We did not have biological replicates. For active samples, it is unclear whether combining samples collected simultaneously or sequentially would yield similar results to those collected a day apart, as combined bioinformatically in this study. To this point, it would be more economical to pool replicates upstream, for example, during DNA extraction [44].

Quantification of fungal spores is a major challenge with eDNA. This is in part due to the targeting of regions of ribosomal DNA (rDNA), with each organism varying in its number of rDNA tandem repeats [51], and is compounded by variation in cell number and ploidy. We followed others [10] in selecting a representative species (C. tenuissimum, a common air isolate) to produce a qPCR standard using DNA from a known quantity of conidia extracted in a similar manner to our samples. Importantly, this controlled for any potential decrease in DNA extraction efficiency (as compared to extraction of conidia alone) or PCR inhibition during quantification.

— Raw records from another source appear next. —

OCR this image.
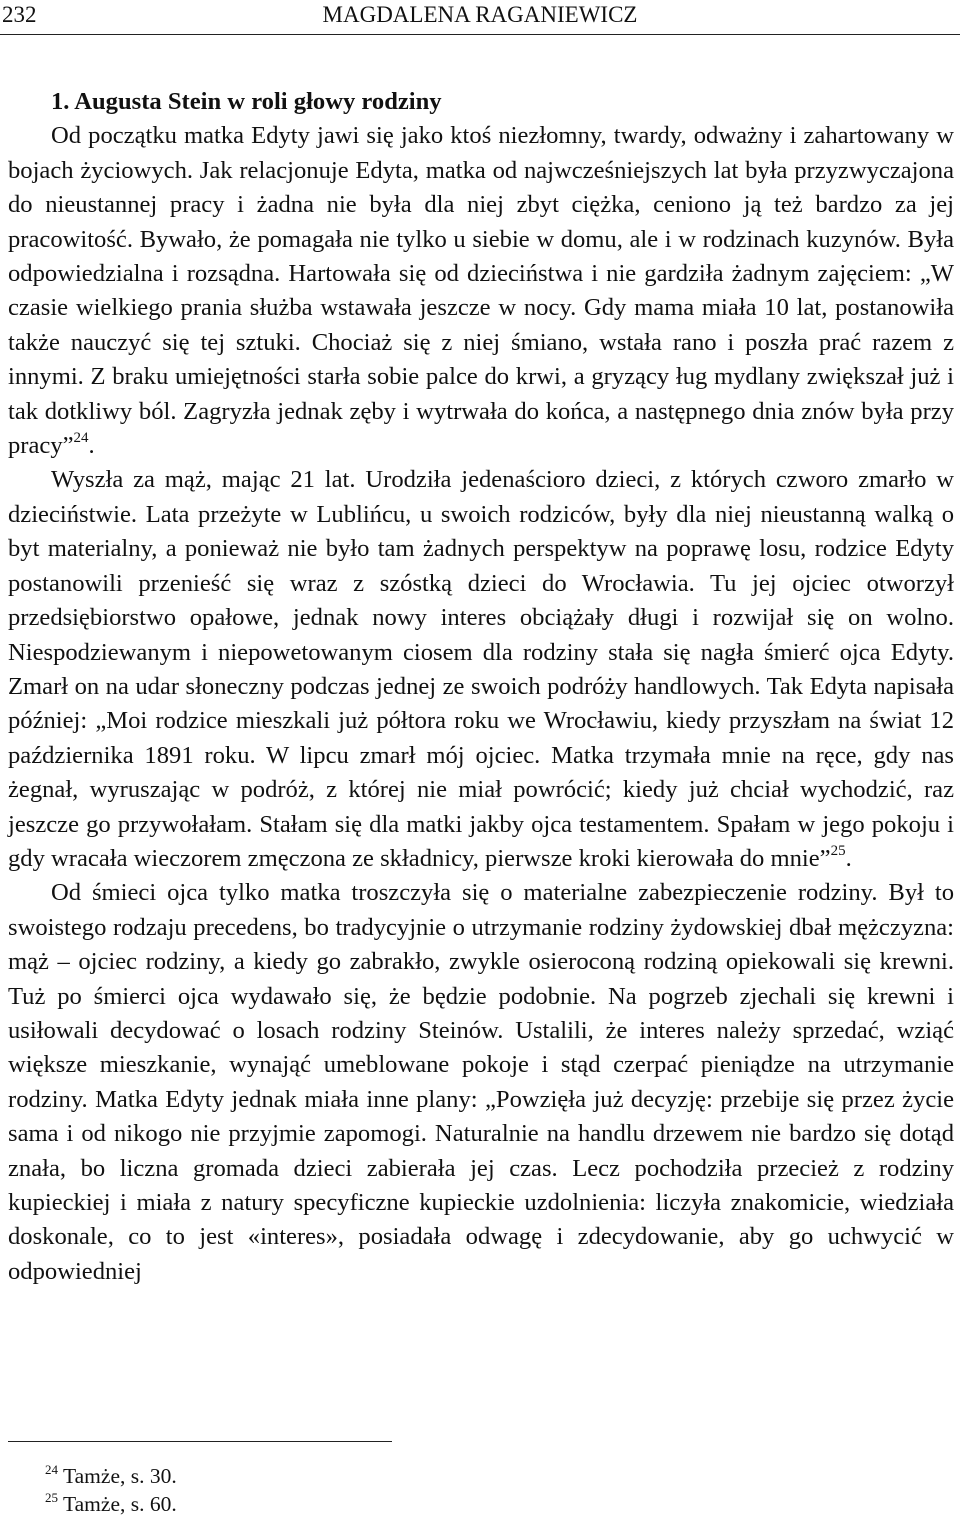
232	MAGDALENA RAGANIEWICZ

1. Augusta Stein w roli głowy rodziny

Od początku matka Edyty jawi się jako ktoś niezłomny, twardy, odważny i zahartowany w bojach życiowych. Jak relacjonuje Edyta, matka od najwcześniejszych lat była przyzwyczajona do nieustannej pracy i żadna nie była dla niej zbyt ciężka, ceniono ją też bardzo za jej pracowitość. Bywało, że pomagała nie tylko u siebie w domu, ale i w rodzinach kuzynów. Była odpowiedzialna i rozsądna. Hartowała się od dzieciństwa i nie gardziła żadnym zajęciem: „W czasie wielkiego prania służba wstawała jeszcze w nocy. Gdy mama miała 10 lat, postanowiła także nauczyć się tej sztuki. Chociaż się z niej śmiano, wstała rano i poszła prać razem z innymi. Z braku umiejętności starła sobie palce do krwi, a gryzący ług mydlany zwiększał już i tak dotkliwy ból. Zagryzła jednak zęby i wytrwała do końca, a następnego dnia znów była przy pracy”$^{24}$.

Wyszła za mąż, mając 21 lat. Urodziła jedenaścioro dzieci, z których czworo zmarło w dzieciństwie. Lata przeżyte w Lublińcu, u swoich rodziców, były dla niej nieustanną walką o byt materialny, a ponieważ nie było tam żadnych perspektyw na poprawę losu, rodzice Edyty postanowili przenieść się wraz z szóstką dzieci do Wrocławia. Tu jej ojciec otworzył przedsiębiorstwo opałowe, jednak nowy interes obciążały długi i rozwijał się on wolno. Niespodziewanym i niepowetowanym ciosem dla rodziny stała się nagła śmierć ojca Edyty. Zmarł on na udar słoneczny podczas jednej ze swoich podróży handlowych. Tak Edyta napisała później: „Moi rodzice mieszkali już półtora roku we Wrocławiu, kiedy przyszłam na świat 12 października 1891 roku. W lipcu zmarł mój ojciec. Matka trzymała mnie na ręce, gdy nas żegnał, wyruszając w podróż, z której nie miał powrócić; kiedy już chciał wychodzić, raz jeszcze go przywołałam. Stałam się dla matki jakby ojca testamentem. Spałam w jego pokoju i gdy wracała wieczorem zmęczona ze składnicy, pierwsze kroki kierowała do mnie”$^{25}$.

Od śmieci ojca tylko matka troszczyła się o materialne zabezpieczenie rodziny. Był to swoistego rodzaju precedens, bo tradycyjnie o utrzymanie rodziny żydowskiej dbał mężczyzna: mąż – ojciec rodziny, a kiedy go zabrakło, zwykle osieroconą rodziną opiekowali się krewni. Tuż po śmierci ojca wydawało się, że będzie podobnie. Na pogrzeb zjechali się krewni i usiłowali decydować o losach rodziny Steinów. Ustalili, że interes należy sprzedać, wziąć większe mieszkanie, wynająć umeblowane pokoje i stąd czerpać pieniądze na utrzymanie rodziny. Matka Edyty jednak miała inne plany: „Powzięła już decyzję: przebije się przez życie sama i od nikogo nie przyjmie zapomogi. Naturalnie na handlu drzewem nie bardzo się dotąd znała, bo liczna gromada dzieci zabierała jej czas. Lecz pochodziła przecież z rodziny kupieckiej i miała z natury specyficzne kupieckie uzdolnienia: liczyła znakomicie, wiedziała doskonale, co to jest «interes», posiadała odwagę i zdecydowanie, aby go uchwycić w odpowiedniej

$^{24}$ Tamże, s. 30.
$^{25}$ Tamże, s. 60.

Additionally, this study did not consider spore morphology or congruence of amplicon sequencing with microscopic identification. The portable impactor used in this study does not allow for size selection and is not well suited for microscopic identification as it deposits spores over a large collection area (as opposed to a slit impactor). A few studies have compared amplicon sequence data to the microscopic identification of fungal spores in active air samples [14, 52, 53]. One study evaluated the same primer pair and sequencing platform used in this study and reported good concordance in the relative abundance of morphologically identifiable taxa between methods [14]. However, these studies consistently found that amplicon sequencing overestimated the relative abundance of large multicellular spores, including Alternaria and Epicoccum [14, 53], which needs to be addressed.

Conclusions

In conclusion, this study found that similar estimates of fungal spore richness and abundance of allergenic taxa can be obtained using a portable impactor or a passive trap within 1 day and that increased passive sample duration provides limited additional information. These findings inform sampling methods for eDNA analysis of airborne fungal spores in different settings.